(2022年5月1日号掲載)
大谷、佐々木、鈴木、好調な日本人選手たち
春の到来と共にプロ野球のシーズンが始まった。アメリカのメジャーリーグは、昨年ア・リーグMVPを満票で受賞した大谷翔平選手(エンゼルス)が、完全二刀流で1番バッターに定着。すでに見事な投球も披露している。そんな中で、4月10日には、日本から千葉ロッテマリーンズの佐々木朗希投手が完全試合を達成したというニュースが飛び込んできた。しかも13連続を含む19奪三振というから驚くべき内容だ。ちなみに、連続奪三振の記録は、それまでの日本では9、メジャーでは10であり、13というのは驚異としか言いようがない。早速アメリカの球界では、「佐々木はいつメジャーに来るのか?」などという話題が盛り上がっている。
今シーズン、日本の広島カープからシカゴ・カブスに移籍した鈴木誠也選手も好調なスタートを切るなど、改めてアメリカ球界から日本のプロ野球への関心が高まっているのを感じる。アメリカの一般の野球ファンの間でも、日本のプロ球界へ注目する動きは確かにある。これはパンデミックの前の話だが、金融関係に勤めていて日本出張が年に数回あるというアメリカ人が、「東京出張の楽しみは東京ドームでの野球観戦」と言っていた。別のアメリカ人も、日本への出張の際にはホテルで必ずプロ野球中継を見るという。
今年のメジャーリーグは、オーナー会議と選手組合の交渉が決裂して開幕ができない可能性があったが、万が一空白期間が長期化した場合は、アメリカの野球専門局では日本プロ野球の中継を検討していたとも伝えられる。
アメリカで開花する日本式野球
アメリカの球界が、日本のプロ野球に関心を寄せているのは、日本人選手の中に将来のメジャーリーガーを発見しようとしているからだけではない。アメリカの一流選手の中でも、契約の切れ目に一時期だけ日本でプレーする選手が多くなっているのだ。数年間、日本で実績を積み、改めてメジャーで活躍するというケースも多い。今年の場合は、日ハムとソフトバンクで4年活躍したニック・マルティネス投手がサンディエゴ・パドレスに移籍して先発ローテーション入りしている。最近の他の例では、マイルズ・マイコラス投手が、巨人に3年在籍の後、カージナルスのエースになっている。
少し以前になると、阪神タイガースに1年在籍したセシル・フィルダー選手がアメリカに復帰後、同じタイガース(デトロイト)で2年連続本塁打王になった例が有名だ。単にメジャー契約に失敗したので日本で下積みを経験したというよりも、日本で緻密な野球を経験し、身体能力を鍛えたことが復帰後の飛躍につながったようだ。
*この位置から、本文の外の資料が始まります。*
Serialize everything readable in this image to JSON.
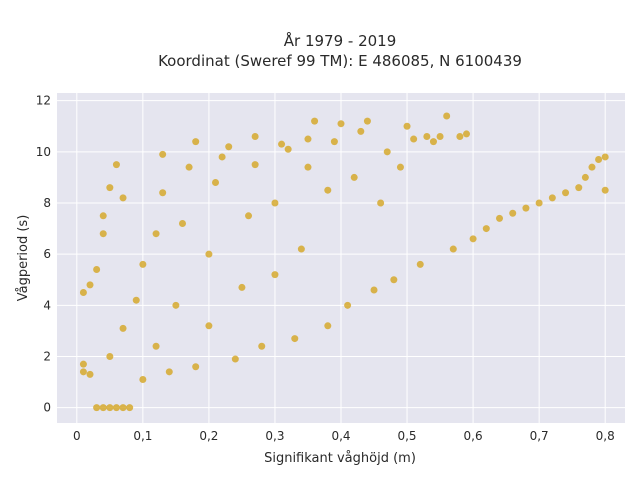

緻密な野球を日本で学んだということでは、日本球界を経験したメジャー監督の場合も当てはまりそうだ。例えば、フィラデルフィア・フィリーズで黄金時代を築いたチャーリー・マニエル監督は、現役時代にヤクルトや近鉄で日本の野球を経験している。また、1986年にメッツをワールドシリーズ制覇に導くなど多くのチームの監督を経験し、チームUSAの五輪代表監督も務めたデービー・ジョンソン氏も巨人でプレーした経験がある。
元来素質のある人材が、日本野球の練習法や細かい作戦に触れることで、アメリカに戻ってからも活躍するというのは、非常に興味深い現象だ。反対に、アメリカ人監督で日本で成功したトレイ・ヒルマン(日ハムで日本一)、ボビー・バレンタイン(千葉ロッテで日本一)などの場合は、後に日本式の監督スタイルをアメリカに持ち込んでいるが、あまり成功しなかった。日本の緻密な現場経験はアメリカでも生かすことができるが、日本式の指導法やマネジメントはアメリカでは通用しないということかもしれない。
コロナ禍が収束し、日米の行き来が自由になれば、日本から大谷選手の活躍を見るツアーは必ず組まれるだろう。同時にZOZOマリンスタジアムで佐々木投手の試合を観戦するアメリカのファンも増えるのは間違いない。